Kaposi's sarcoma (KS)-associated herpesvirus (KSHV) is associated with KS, primary effusion lymphoma (PEL), and multicentric Castleman disease (MCD). To ensure its own survival and propagation, KSHV employs an extensive network of viral proteins to subvert the host immune system, resulting in lifelong latent infection. Modulation of cellular and systemic immune defenses allows KSHV to persist in the host, which may eventually lead to the progression of KSHV-associated cancers. Due to KSHV's reliance on modifying immune responses to efficiently infect its host, immunotherapy is an attractive option for treating KSHV-associated malignancies. In this review, we will focus on the mechanisms by which KSHV evades the immune system and the current immune-related clinical strategies to treat KSHV-associated disease.

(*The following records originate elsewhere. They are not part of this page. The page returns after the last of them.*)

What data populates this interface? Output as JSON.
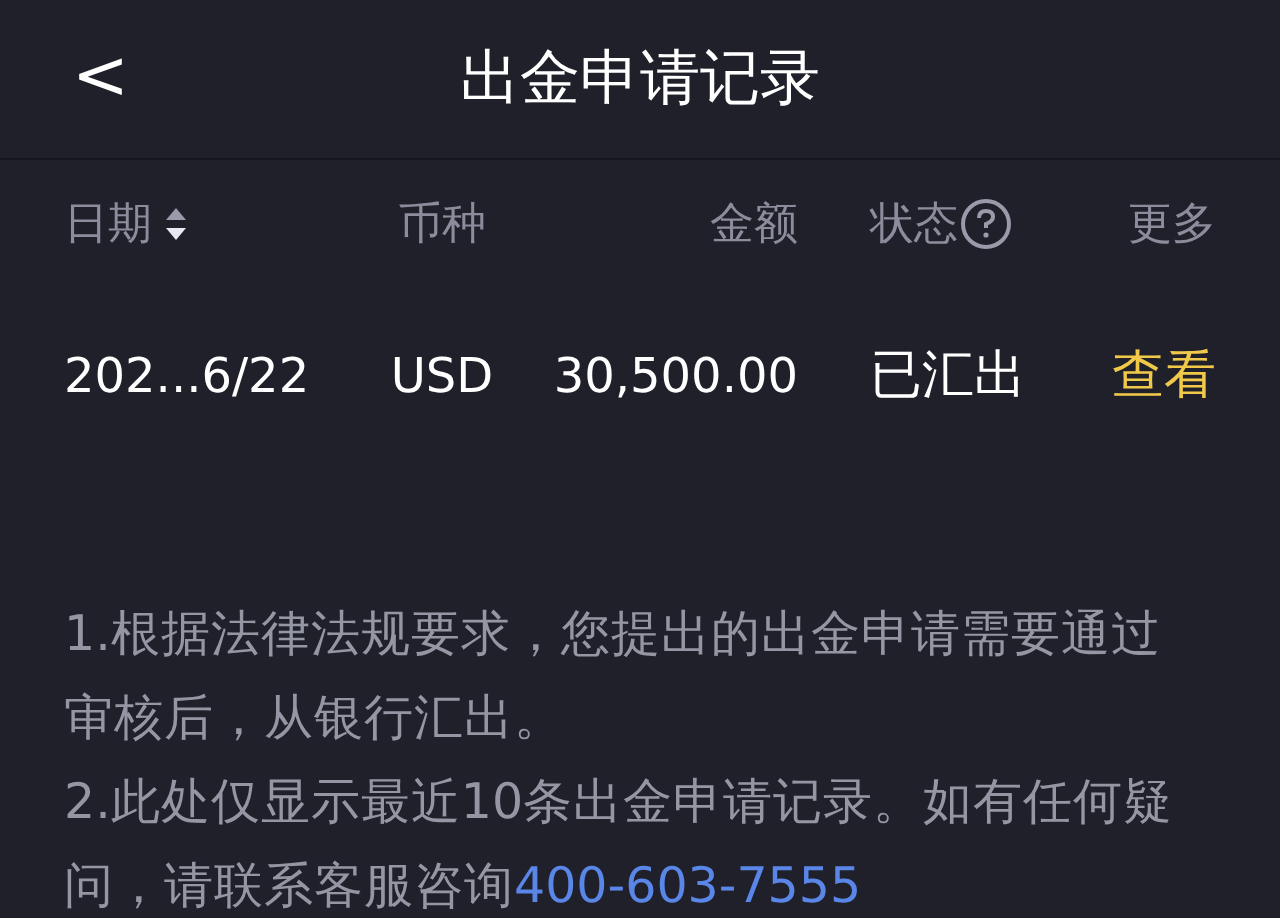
{
  "header": {
    "back": "<",
    "title": "出金申请记录"
  },
  "table": {
    "columns": [
      {
        "label": "日期",
        "sortable": true,
        "help": false
      },
      {
        "label": "币种",
        "sortable": false,
        "help": false
      },
      {
        "label": "金额",
        "sortable": false,
        "help": false
      },
      {
        "label": "状态",
        "sortable": false,
        "help": true
      },
      {
        "label": "更多",
        "sortable": false,
        "help": false
      }
    ],
    "rows": [
      {
        "date": "202...6/22",
        "currency": "USD",
        "amount": "30,500.00",
        "status": "已汇出",
        "action": "查看"
      }
    ]
  },
  "notes": [
    {
      "text": "1.根据法律法规要求，您提出的出金申请需要通过审核后，从银行汇出。"
    },
    {
      "text": "2.此处仅显示最近10条出金申请记录。如有任何疑问，请联系客服咨询",
      "phone": "400-603-7555"
    }
  ]
}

Keywords: KSHV; cytokines; immune system modulation; immunotherapy; interferon; oncoviruses.

Figure 1

Kaposi's sarcoma (KS)-associated herpesvirus (KSHV) proteins enable evasion of intrinsic immunity. KSHV proteins antagonize viral sensing and interferon responses by targeting a wide variety of host immune factors.

Figure 2

Kaposi's sarcoma (KS)-associated herpesvirus (KSHV) proteins enable evasion of cell-mediated immunity, but immunotherapy can restore function. KSHV proteins recruit beneficial helper cell populations, create an inflammatory microenvironment, and interfere with T and NK cell function. Therapies targeting antigen presentation or immune checkpoints provide durable clinical benefit in KSHV-associated malignancies. Anti-PD1 therapy (nivolumab/pembrolizumab) has already demonstrated clinical benefits for KS patients, spurring ongoing clinical trials of anti-PD1 monotherapy and dual anti-PD1/anti-CTLA4 (ipilimumab) therapy. Thalidomide analogs (pomalidomide and lenalidomide) have been shown to increase CD8⁺ T cell killing by modulating PD-L1, MHC-I, and B7 expression, prompting KS clinical trials of monotherapy and dual therapy with liposomal doxorubicin. Thalidomide analogs are being explored in combination with chemotherapy and rituximab for the treatment of PEL in clinical trials. Anti-IL-6 (siltuximab) has shown efficacy for idiopathic multicentric Castleman disease (MCD), prompting clinical trials of anti-IL-6R (tocilizumab) for KSHV-MCD.